Carolina seemingly has their sights set on a playoff spot next season in a very competitive Metropolitan Division, so the cost for the former fifth overall pick could be steep. The exchange for Hanafin could require multiple assets including one or more NHL roster players along with futures.
Now, let’s review unrestricted free agent options that could interest the Canadiens this summer. The pool of defenders to choose from for left-handed defencemen is less than stellar, however there are a few names who could be attractive to the Habs.
Johnson had a reduced role as the season wore on in Columbus to the point that he requested a larger role with the team or a trade. Neither happened. All signs point to a fresh start for the 31-year-old defender this summer.
The six-foot-one-inch, 225 pound left-handed defender is an aggressive, highly-agile athletic player. Johnson’s skating abilities and mobility are superb. He can cover large areas of the ice while physically intimidating opponents. While he does take more penalties than desired, his discipline has improved as he has matured.
Johnson is capable of playing big minutes in all situations which is necessary to anchor the left side of the blueline. When given offensive opportunities, he has been able to put up respectable numbers. His style of play could pair well with Weber.

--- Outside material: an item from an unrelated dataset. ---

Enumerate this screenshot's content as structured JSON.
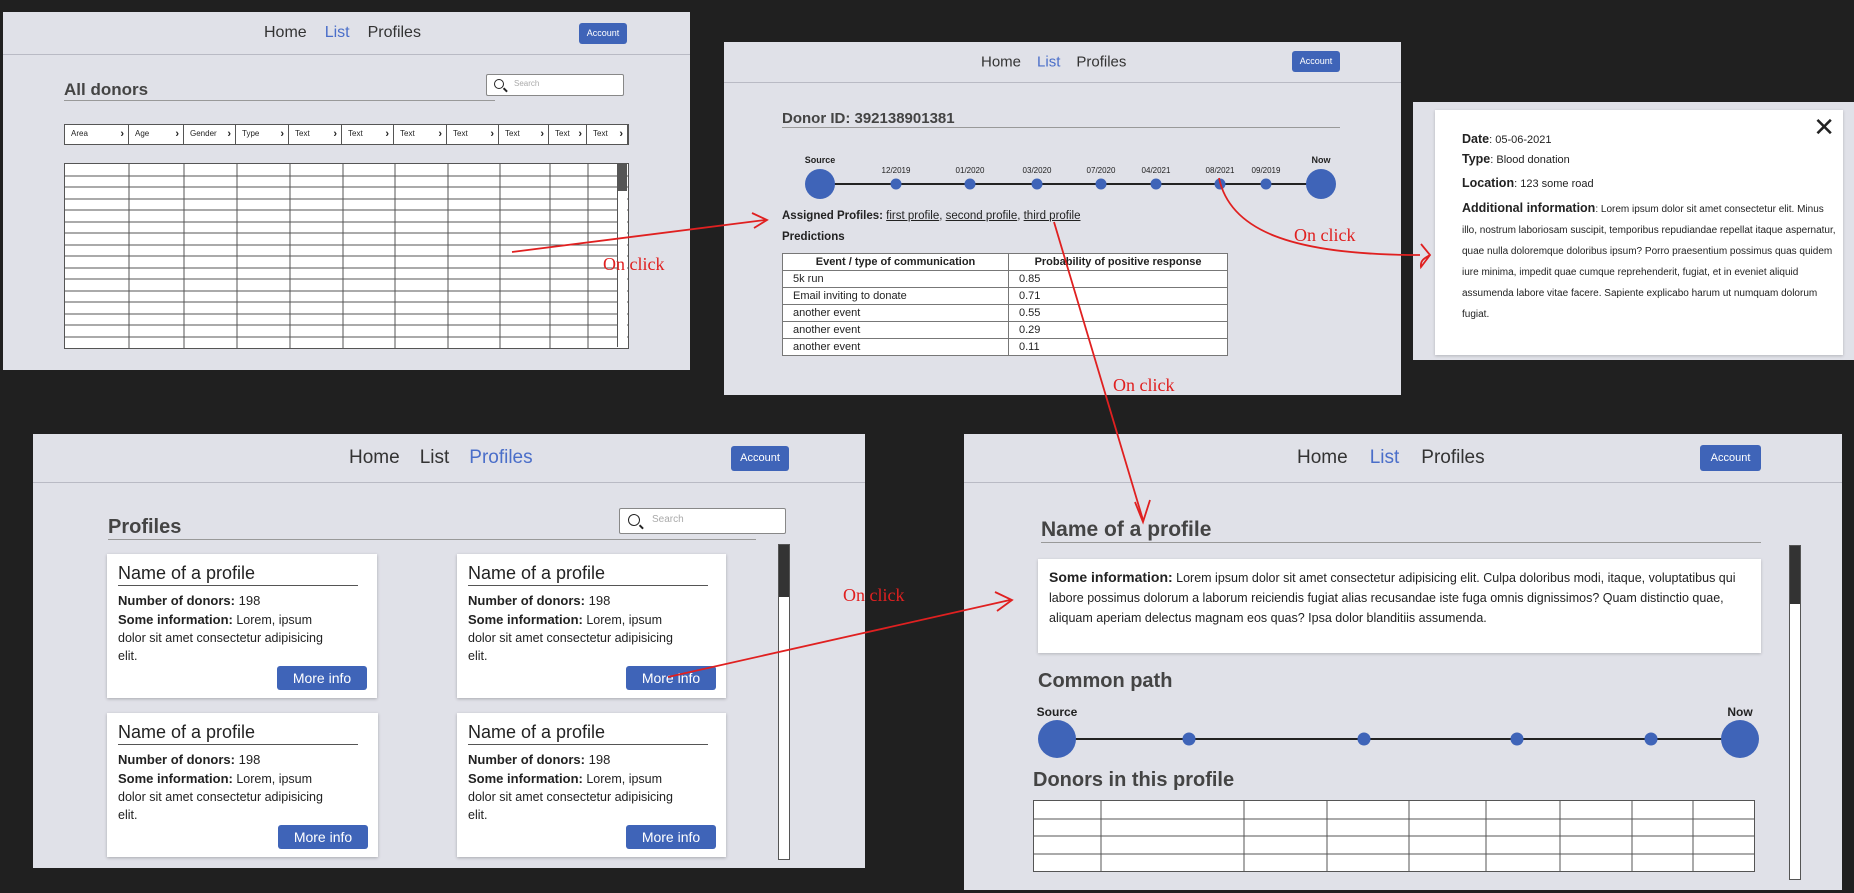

Johnson is likely looking at a long-term lucrative contract. I suspect that there will be hesitation for teams to offer term past five years. If he were willing to sign for close to his former annual average value of $4.34 million, then it could be a great fit for a younger Canadiens blueline.
Calvin De Haan
The six-foot-one-inch, 195 pound left-handed defender is coming off of a shortened 33-game season where he required shoulder surgery. With De Haan ready for action in the fall, there will be teams interested in signing the 27-year-old if he hits the open market.
De Haan is a solid puck-moving defender. His skating is strong and he possesses an excellent first pass. He focuses on playing a solid defensive game, making him the type of reliable player coaches love. His athleticism coupled with his skill set could allow him to log heavy minutes as a suitable partner for Shea Weber.
De Haan will be looking to get a long-term deal for a significant raise over last season’s annual average value of $1.97 million. This is the type of player that Bergevin has been attracted to in the past: a safe, reliable defenceman. Warts in his game could allow the Canadiens general manager to sign him at a discount.
This summer is key to the Habs taking the next step. After years of being competitive but not getting results, Bergevin should look to add significant talent at the draft, via trades and through free agency. If he cannot do so while filling the gaps at center as mentioned and on the left side of the blueline, his tenure is likely to be at an end. While that is acceptable to some fans, others will be more concerned that yet another year would have been lost without the hope for an exciting season and a deep playoff run.